Personally I think it’s a good thing that he has made the move from compiling his own thoughts largely for himself in the blog and ventured into the main forums in an attempt to elicit the knowledge and opinions of other people and feed that into his project.

I kind of saw this thread as maybe ‘baby steps’, for want of a better term, in mainstreaming (in BL at least), his work.

That said, I have also thought there is an unacknowledged subtext in this thread regarding @JohnBoy2000 ’s experience with, and subequent feelings about, sex workers as paying customer. I did give him a prod earlier on to be more transparent about this. However, he indicated he is uncomfortable discussing such things in a public forum - which is not unreasonable.

My hypothesis, and it is a very loose one as I do not know @JohnBoy2000 very or much about his life, is that he has come to perceive women, specifically through the singular lens of their sexuality and sex-linked behaviour as a mysterious and possibly malevolent ‘unknowable other’.

I find this perspective, which is actually not that uncommon amongst BL members if you read through a few years of SLR posts, hard to understand as I am much more comfortable with women than I am with men and connect with them far more easily.

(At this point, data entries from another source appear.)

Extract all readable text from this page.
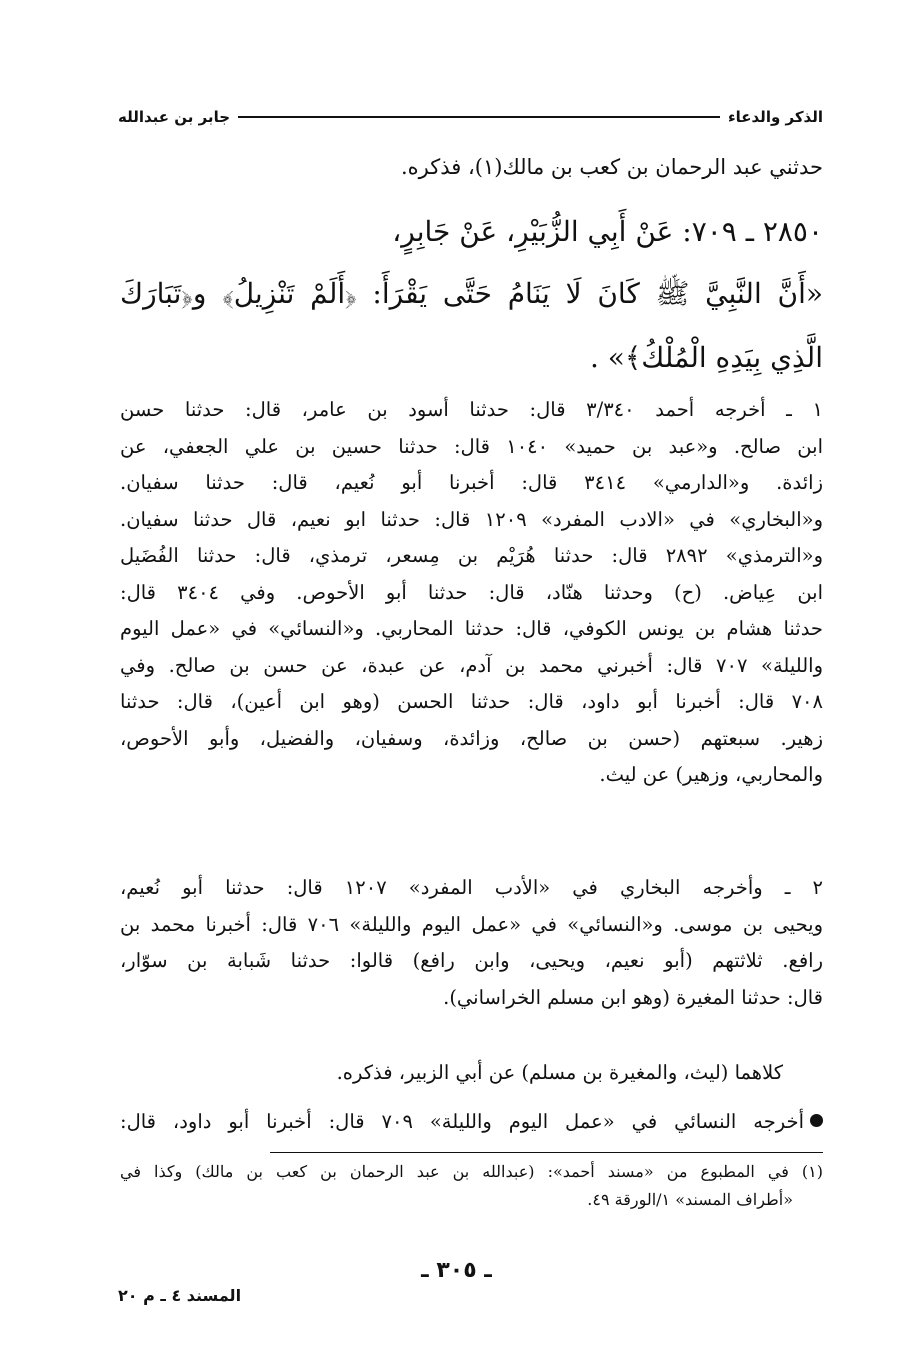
الذكر والدعاء
جابر بن عبدالله
حدثني عبد الرحمان بن كعب بن مالك(١)، فذكره.
٢٨٥٠ ـ ٧٠٩: عَنْ أَبِي الزُّبَيْرِ، عَنْ جَابِرٍ،
«أَنَّ النَّبِيَّ ﷺ كَانَ لَا يَنَامُ حَتَّى يَقْرَأَ: ﴿أَلَمْ تَنْزِيلُ﴾ و﴿تَبَارَكَ
الَّذِي بِيَدِهِ الْمُلْكُ﴾» .
١ ـ أخرجه أحمد ٣/٣٤٠ قال: حدثنا أسود بن عامر، قال: حدثنا حسن
ابن صالح. و«عبد بن حميد» ١٠٤٠ قال: حدثنا حسين بن علي الجعفي، عن
زائدة. و«الدارمي» ٣٤١٤ قال: أخبرنا أبو نُعيم، قال: حدثنا سفيان.
و«البخاري» في «الادب المفرد» ١٢٠٩ قال: حدثنا ابو نعيم، قال حدثنا سفيان.
و«الترمذي» ٢٨٩٢ قال: حدثنا هُرَيْم بن مِسعر، ترمذي، قال: حدثنا الفُضَيل
ابن عِياض. (ح) وحدثنا هنّاد، قال: حدثنا أبو الأحوص. وفي ٣٤٠٤ قال:
حدثنا هشام بن يونس الكوفي، قال: حدثنا المحاربي. و«النسائي» في «عمل اليوم
والليلة» ٧٠٧ قال: أخبرني محمد بن آدم، عن عبدة، عن حسن بن صالح. وفي
٧٠٨ قال: أخبرنا أبو داود، قال: حدثنا الحسن (وهو ابن أعين)، قال: حدثنا
زهير. سبعتهم (حسن بن صالح، وزائدة، وسفيان، والفضيل، وأبو الأحوص،
والمحاربي، وزهير) عن ليث.
٢ ـ وأخرجه البخاري في «الأدب المفرد» ١٢٠٧ قال: حدثنا أبو نُعيم،
ويحيى بن موسى. و«النسائي» في «عمل اليوم والليلة» ٧٠٦ قال: أخبرنا محمد بن
رافع. ثلاثتهم (أبو نعيم، ويحيى، وابن رافع) قالوا: حدثنا شَبابة بن سوّار،
قال: حدثنا المغيرة (وهو ابن مسلم الخراساني).
كلاهما (ليث، والمغيرة بن مسلم) عن أبي الزبير، فذكره.
أخرجه النسائي في «عمل اليوم والليلة» ٧٠٩ قال: أخبرنا أبو داود، قال:
(١) في المطبوع من «مسند أحمد»: (عبدالله بن عبد الرحمان بن كعب بن مالك) وكذا في
«أطراف المسند» ١/الورقة ٤٩.
ـ ٣٠٥ ـ
المسند ٤ ـ م ٢٠
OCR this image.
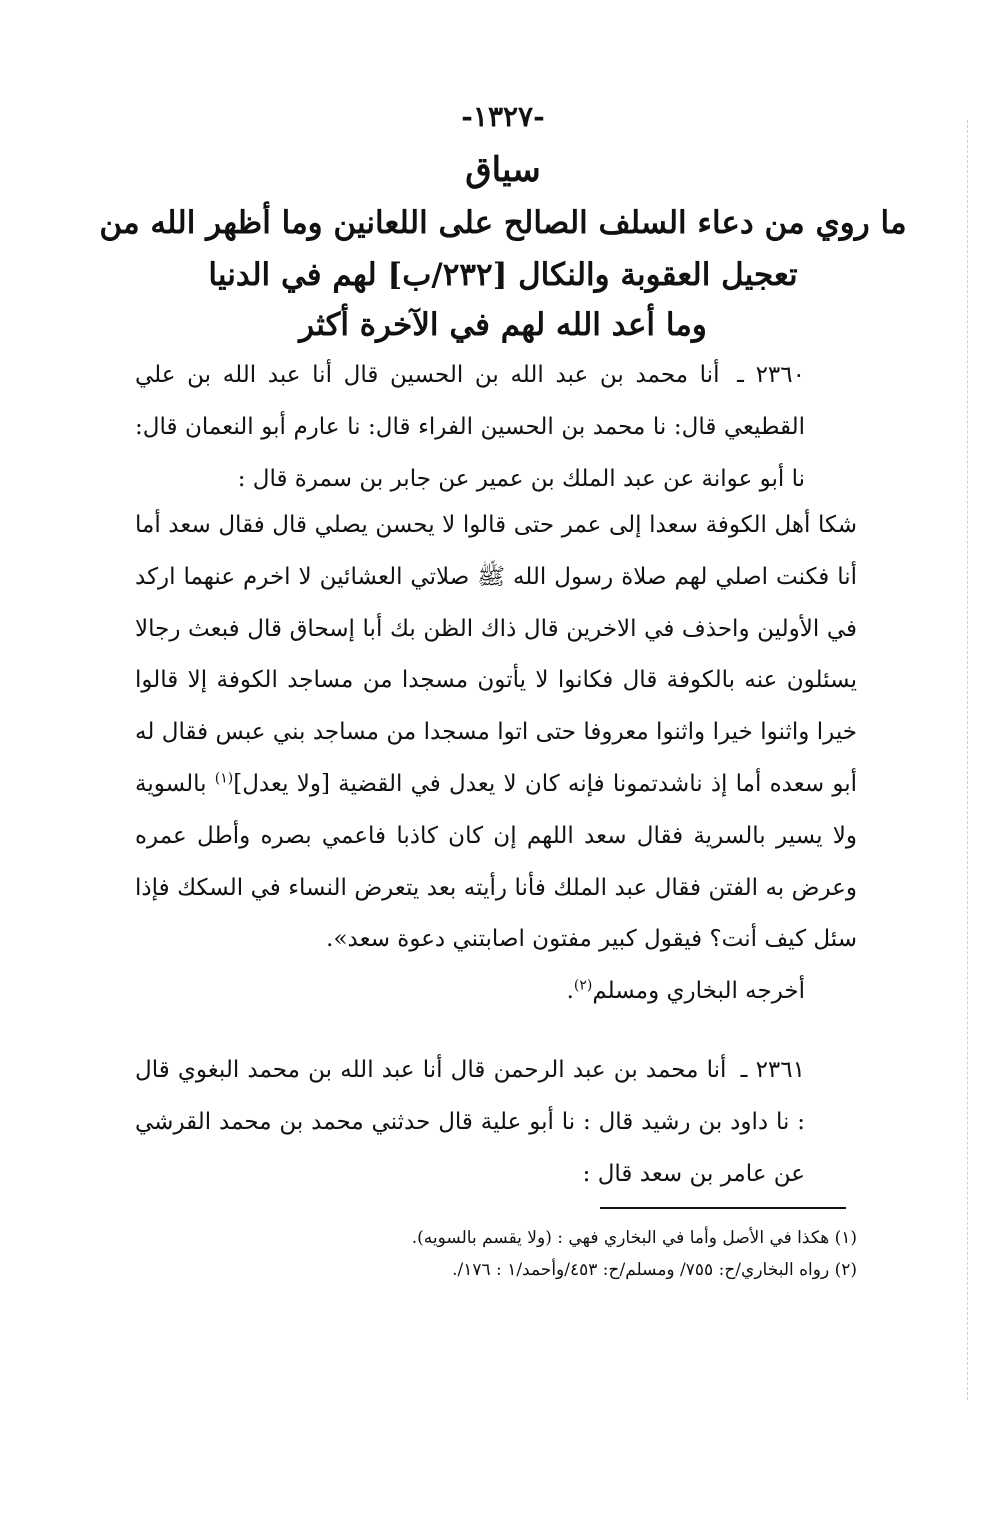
-١٣٢٧-
سياق
ما روي من دعاء السلف الصالح على اللعانين وما أظهر الله من
تعجيل العقوبة والنكال [٢٣٢/ب] لهم في الدنيا
وما أعد الله لهم في الآخرة أكثر

٢٣٦٠ ـ أنا محمد بن عبد الله بن الحسين قال أنا عبد الله بن علي القطيعي قال: نا محمد بن الحسين الفراء قال: نا عارم أبو النعمان قال: نا أبو عوانة عن عبد الملك بن عمير عن جابر بن سمرة قال :

شكا أهل الكوفة سعدا إلى عمر حتى قالوا لا يحسن يصلي قال فقال سعد أما أنا فكنت اصلي لهم صلاة رسول الله ﷺ صلاتي العشائين لا اخرم عنهما اركد في الأولين واحذف في الاخرين قال ذاك الظن بك أبا إسحاق قال فبعث رجالا يسئلون عنه بالكوفة قال فكانوا لا يأتون مسجدا من مساجد الكوفة إلا قالوا خيرا واثنوا خيرا واثنوا معروفا حتى اتوا مسجدا من مساجد بني عبس فقال له أبو سعده أما إذ ناشدتمونا فإنه كان لا يعدل في القضية [ولا يعدل]$^{(١)}$ بالسوية ولا يسير بالسرية فقال سعد اللهم إن كان كاذبا فاعمي بصره وأطل عمره وعرض به الفتن فقال عبد الملك فأنا رأيته بعد يتعرض النساء في السكك فإذا سئل كيف أنت؟ فيقول كبير مفتون اصابتني دعوة سعد».

أخرجه البخاري ومسلم$^{(٢)}$.

٢٣٦١ ـ أنا محمد بن عبد الرحمن قال أنا عبد الله بن محمد البغوي قال : نا داود بن رشيد قال : نا أبو علية قال حدثني محمد بن محمد القرشي عن عامر بن سعد قال :

(١) هكذا في الأصل وأما في البخاري فهي : (ولا يقسم بالسويه).

(٢) رواه البخاري/ح: ٧٥٥/ ومسلم/ح: ٤٥٣/وأحمد/١ : ١٧٦/.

I tend not to separate the world into males and females except when there is some pragmatic, practical, or common sense reason to do so (or it is a question of my own sexual interests).

So I’d kind of give @JohnBoy2000 a bit of credit for being up-front and fairly transparent about his prejudices. And further credit for making the quite brave and socially risky move of working through them in public and inviting others to participate.